Parlons-en (8) – Vers un « Franckengate »
Histoire vraie où l’on narre comment un secrétaire d’État, flamingant rabique, aux sympathies diffuses pour les collaborateurs flamands du 3ème Reich, s’est pris les pinceaux dans une sombre affaire de visas humanitaires.
Qui est Melikan Cukam ?
Celui par qui le scandale est advenu se nomme Melikan Cukam. Ce n’est pas un inconnu, puisqu’il est conseiller communal N-VA à Malines, mais aussi comptable, depuis plus de vingt ans au CPAS de Ganshoren. A son tableau de chasse malinois figurait également la présidence de la Société malinoise de Logement social. Bref, un apparatchik moyen de la N-VA.
Ce n’est pas tout, car notre homme présentait aussi la particularité d’être issu de la « communauté assyrienne », constituée des chrétiens de Syrie et d’Irak. A ce titre, il était président de la Maison des Assyriens flamands. C’est ici que les choses se corsent, parce que Kucam a usé de cette qualité pour permettre l’attribution de visas humanitaires à des Syriens notamment, appartenant à cette communauté.
Quelques précisions sur ce point. La procédure de délivrance des visas était la suivante. Le secrétaire d’État Francken avait toute latitude pour distribuer ces visas à qui bon lui semblait. Or, il avait décidé d’en octroyer à la minorité chrétienne de Syrie, ce qui, en soi, est louable. Cukam, issu de cette communauté, servait alors d’intermédiaire et sélectionnait les familles qui, en Syrie, pouvaient bénéficier de cette faveur. Jusqu’ici, tout est à peu près normal.
Trafic d’êtres humains.
Le scandale a surgi lorsqu’on a appris que Kucam avait reçu une somme d’argent non négligeable – de l’ordre de 3000 à 14.000 euros – pour prix de la délivrance de chaque visa humanitaire. Par comparaison, le coût administratif d’un tel visa est de 350 euros.

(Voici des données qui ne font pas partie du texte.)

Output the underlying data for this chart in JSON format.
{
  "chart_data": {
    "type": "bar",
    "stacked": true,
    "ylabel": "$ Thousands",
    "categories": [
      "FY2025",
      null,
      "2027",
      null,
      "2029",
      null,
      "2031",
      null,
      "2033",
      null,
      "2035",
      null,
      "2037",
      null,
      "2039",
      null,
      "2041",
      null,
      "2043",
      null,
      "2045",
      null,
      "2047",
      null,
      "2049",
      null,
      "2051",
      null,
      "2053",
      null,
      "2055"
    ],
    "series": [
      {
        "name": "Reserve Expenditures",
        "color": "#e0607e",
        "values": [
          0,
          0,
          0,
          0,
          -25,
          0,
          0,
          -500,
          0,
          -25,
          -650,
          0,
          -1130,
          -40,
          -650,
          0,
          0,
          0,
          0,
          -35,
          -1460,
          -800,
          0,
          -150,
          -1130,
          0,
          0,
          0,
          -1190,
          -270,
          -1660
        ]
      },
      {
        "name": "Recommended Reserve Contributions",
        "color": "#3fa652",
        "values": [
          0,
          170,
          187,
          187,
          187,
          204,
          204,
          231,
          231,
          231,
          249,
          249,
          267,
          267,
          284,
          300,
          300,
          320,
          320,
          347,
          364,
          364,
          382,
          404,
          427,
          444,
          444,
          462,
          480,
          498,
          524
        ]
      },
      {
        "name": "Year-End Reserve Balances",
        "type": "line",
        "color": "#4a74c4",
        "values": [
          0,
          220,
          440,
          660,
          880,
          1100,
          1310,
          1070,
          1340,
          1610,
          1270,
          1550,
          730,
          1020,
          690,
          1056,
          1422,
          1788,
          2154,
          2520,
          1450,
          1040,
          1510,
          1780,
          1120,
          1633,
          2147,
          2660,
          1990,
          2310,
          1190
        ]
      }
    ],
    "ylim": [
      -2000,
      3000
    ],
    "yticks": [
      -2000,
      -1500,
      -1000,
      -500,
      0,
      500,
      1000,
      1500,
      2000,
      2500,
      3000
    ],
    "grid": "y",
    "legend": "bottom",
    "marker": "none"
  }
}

D’après les chiffres donnés par Francken lui-même et confirmés par De Block, 207 personnes figuraient sur les listes présentées par Cukam. Si l’on prend une moyenne de 7.000 euros par visa, cela signifie que l’intermédiaire se serait mis en poche la rondelette somme de plus de 1.400.000 euros. Bref, de quoi s’assurer une retraite dorée.
Conclusion provisoire de l’affaire : Melikan Cukam a été interpellé le mardi 15 janvier et deux jours plus tard, il était placé sous mandat d’arrêt « pour trafic d’êtres humains, organisation criminelle, corruption passive et extorsion ». Excusez du peu !
Panique à la N-VA
Dès le mardi 15 janvier, dans la foulée de l’interpellation de Cukam, la N-VA décidait de de suspendre d’urgence le conseiller communal. D’autres réactions ont suivi immédiatement :
– la ministre flamande du Logement, la très N-VA Liesbeth Homans, décide d’ouvrir une enquête pour, dit-elle, « déterminer s’il y a eu des irrégularités au sein de la société de logement » ;
– le CPAS de Ganshoren décide, lui, de suspendre Cukam pendant toute la durée de l’enquête ; l’échevin des Finances de cette commune se dit « inquiet quant aux éventuelles implications de Monsieur Cukam dans la bonne gestion financière de notre CPAS ».
La question surgit immédiatement de savoir pourquoi la N-VA a réagi presque instantanément à cette décision de justice. La réponse est simple : pour éviter que son héraut électoral, Théo Francken, ne soit « mouillé » d’une manière ou d’une autre dans cette affaire de trafic d’êtres humains par exemple parce qu’il aurait été informé de certains éléments qu’il n’aurait pas communiqués à la justice.
Le Franckengate en marche
A peine placé sous mandat d’arrêt, Cukam a affirmé, par l’intermédiaire de son avocat, qu’il avait « averti le cabinet de l’ancien secrétaire d’État Théo Francken en juillet ». Par ailleurs, il y a quelques mois, en octobre 2018 plus précisément, la communauté syriaque avait envoyé une lettre que la RTBF s’est procurée et qui était adressée principalement à des parlementaires belges et européens. On pouvait y lire : « Nous savons que six personnes venant de Belgique sont derrière ces « transports ». Pour ce service, ils prennent 3.000 à 14.000 euros auprès des chrétiens de Syrie ».
Précisons aussi que Francken a dû lui-même reconnaître ses liens avec Cukam et il assuré que ce dernier, je cite, « avait abusé de sa confiance ». La photo jointe à cette chronique montre d’ailleurs que le premier et le second se connaissaient très bien.
Alors, négligence ou pire encore ? A ce stade, on ne sait. Une chose est sûre cependant : l’étau se resserre autour de la machine à voix de la N-VA.